C. – Au 2 de l’article 187, après la référence : « 117 bis », sont insérés les mots : « et à l’article 119 bis A ».

Objet

Par la réécriture de l’article 119 bis A, cet amendement vise à faire échec aux opérations qualifiées « d’arbitrage de dividendes », dont l’ampleur a été révélée dans le cadre de l’enquête sur les « CumEx Files », et plus récemment avec l’enquête, en cours, du Parquet National Financier (PNF) auprès de grandes banques françaises : la Société Générale, BNP Paribas, Exane (filiale de BNP Paribas),

Natixis (groupe BPCE) et HSBC, soupçonnés de blanchiment aggravé de fraude fiscale aggravée. La pratique mise en cause, dite du « CumCum », consiste à mettre en place des opérations complexes sur les marchés, dans le but de contourner l’impôt sur les dividendes dû par les actionnaires d’entreprises cotées en bourse. En principe, les versements de dividendes aux actionnaires étrangers (non-résidents) d’une société française sont soumis à une retenue à la source prévue au taux « interne » de 30 % (article 187 du code général des impôts). La plupart des conventions fiscales prévoient toutefois un taux réduit, souvent 10 % ou 15 %, auquel peuvent prétendre les résidents des États concernés.

L’arbitrage de dividendes permet d’échapper à cette retenue à la source – c’est-à-dire à l’impôt – grâce à deux types de montages : un montage « interne », substituant temporairement au non- résident un résident français (souvent une banque), et un montage « externe », qui tire avantage des conventions fiscales plus favorables.

Les dispositions ici présentées reprennent un amendement inséré au Sénat à l’issue de l’examen du projet de loi de finances pour 2019 ; puis vidé de sa substance dans sa version finalement adoptée à l’Assemblée nationale.

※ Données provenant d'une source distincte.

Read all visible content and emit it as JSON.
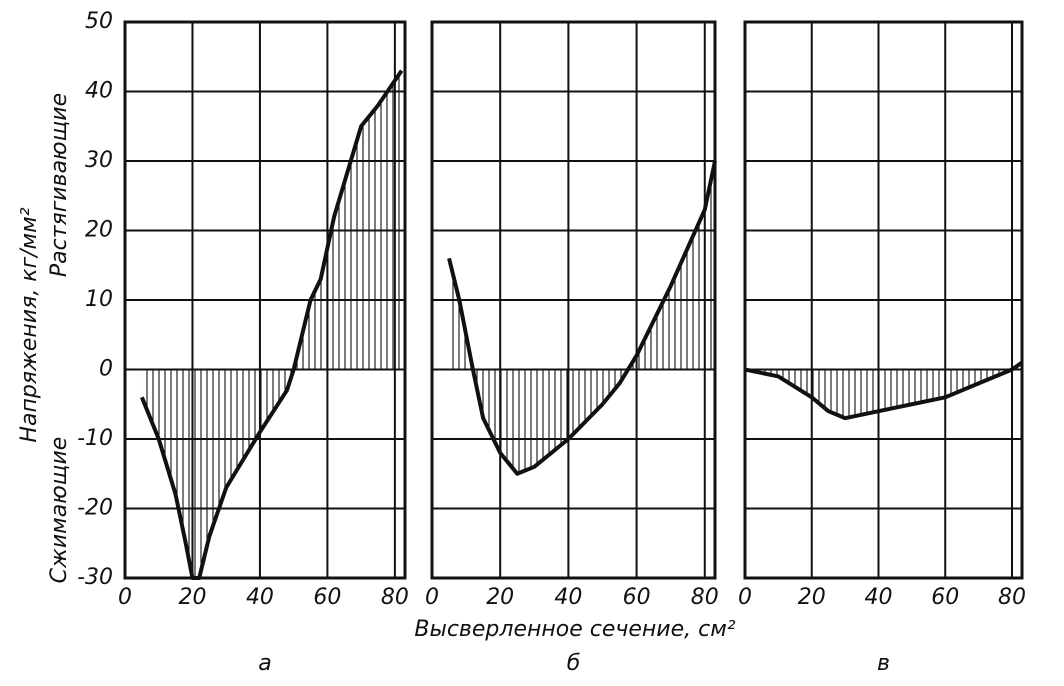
{
  "figure": {
    "ylabel": "Напряжения, кг/мм²",
    "ylabel_positive": "Растягивающие",
    "ylabel_negative": "Сжимающие",
    "xlabel": "Высверленное сечение, см²"
  },
  "chart_data": [
    {
      "type": "line",
      "title": "а",
      "fill": "hatch",
      "color": "#111111",
      "grid": true,
      "ytick_labels": true,
      "x": [
        5,
        10,
        15,
        18,
        20,
        22,
        25,
        30,
        40,
        48,
        50,
        55,
        58,
        62,
        70,
        75,
        82
      ],
      "values": [
        -4,
        -10,
        -18,
        -25,
        -30,
        -30,
        -24,
        -17,
        -9,
        -3,
        0,
        10,
        13,
        22,
        35,
        38,
        43
      ],
      "xlim": [
        0,
        83
      ],
      "xticks": [
        0,
        20,
        40,
        60,
        80
      ],
      "ylim": [
        -30,
        50
      ],
      "yticks": [
        -30,
        -20,
        -10,
        0,
        10,
        20,
        30,
        40,
        50
      ]
    },
    {
      "type": "line",
      "title": "б",
      "fill": "hatch",
      "color": "#111111",
      "grid": true,
      "ytick_labels": false,
      "x": [
        5,
        8,
        12,
        15,
        20,
        25,
        30,
        40,
        50,
        55,
        60,
        70,
        80,
        83
      ],
      "values": [
        16,
        10,
        0,
        -7,
        -12,
        -15,
        -14,
        -10,
        -5,
        -2,
        2,
        12,
        23,
        30
      ],
      "xlim": [
        0,
        83
      ],
      "xticks": [
        0,
        20,
        40,
        60,
        80
      ],
      "ylim": [
        -30,
        50
      ],
      "yticks": [
        -30,
        -20,
        -10,
        0,
        10,
        20,
        30,
        40,
        50
      ]
    },
    {
      "type": "line",
      "title": "в",
      "fill": "hatch",
      "color": "#111111",
      "grid": true,
      "ytick_labels": false,
      "x": [
        0,
        10,
        20,
        25,
        30,
        40,
        50,
        60,
        70,
        80,
        83
      ],
      "values": [
        0,
        -1,
        -4,
        -6,
        -7,
        -6,
        -5,
        -4,
        -2,
        0,
        1
      ],
      "xlim": [
        0,
        83
      ],
      "xticks": [
        0,
        20,
        40,
        60,
        80
      ],
      "ylim": [
        -30,
        50
      ],
      "yticks": [
        -30,
        -20,
        -10,
        0,
        10,
        20,
        30,
        40,
        50
      ]
    }
  ]
}
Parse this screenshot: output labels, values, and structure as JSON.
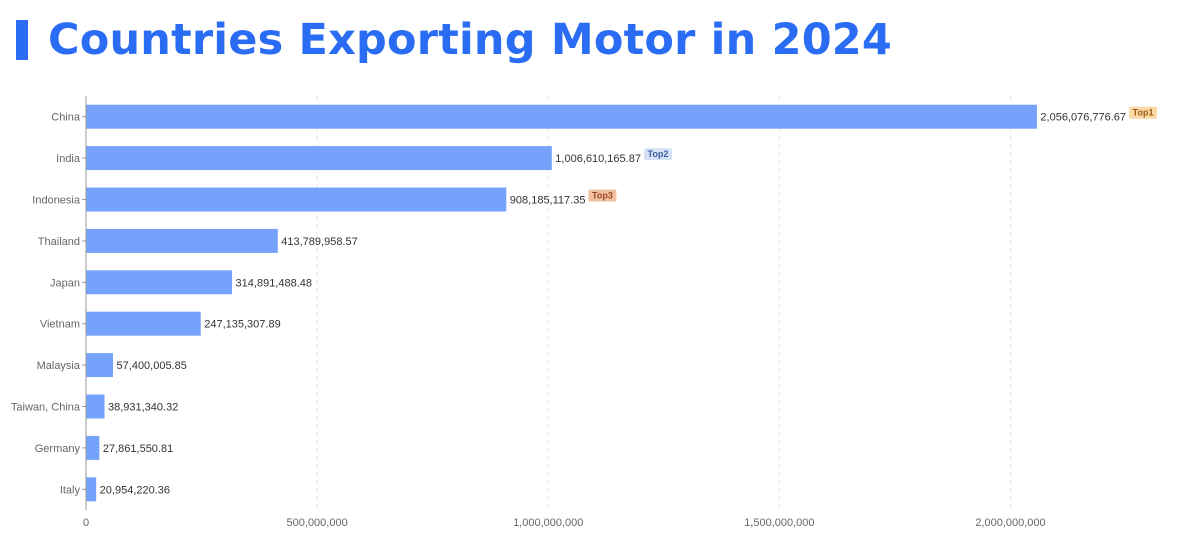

Afin de faire échec à ces opérations « externes », le II du présent article prévoit un recours obligatoire à la procédure dite « normale » dès lors que le dividende est versé à un résident d’un État lié à la France par une convention fiscale prévoyant une retenue à la source de 0 %. Les sociétés mères établies dans un autre État membre de l’Union européenne, exonérées de retenue à la source en application de la directive 2011/96/UE du Conseil du 30 novembre 2011, ne sont pas concernées par le dispositif proposé – celles-ci ne présentent pas, en tout état de cause, un risque élevé de montage abusif. L’établissement payeur serait donc tenu d’appliquer par défaut le taux « interne » de 30 %, le bénéficiaire pouvant ensuite demander le remboursement de l’éventuel trop- perçu sur présentation des justificatifs nécessaires.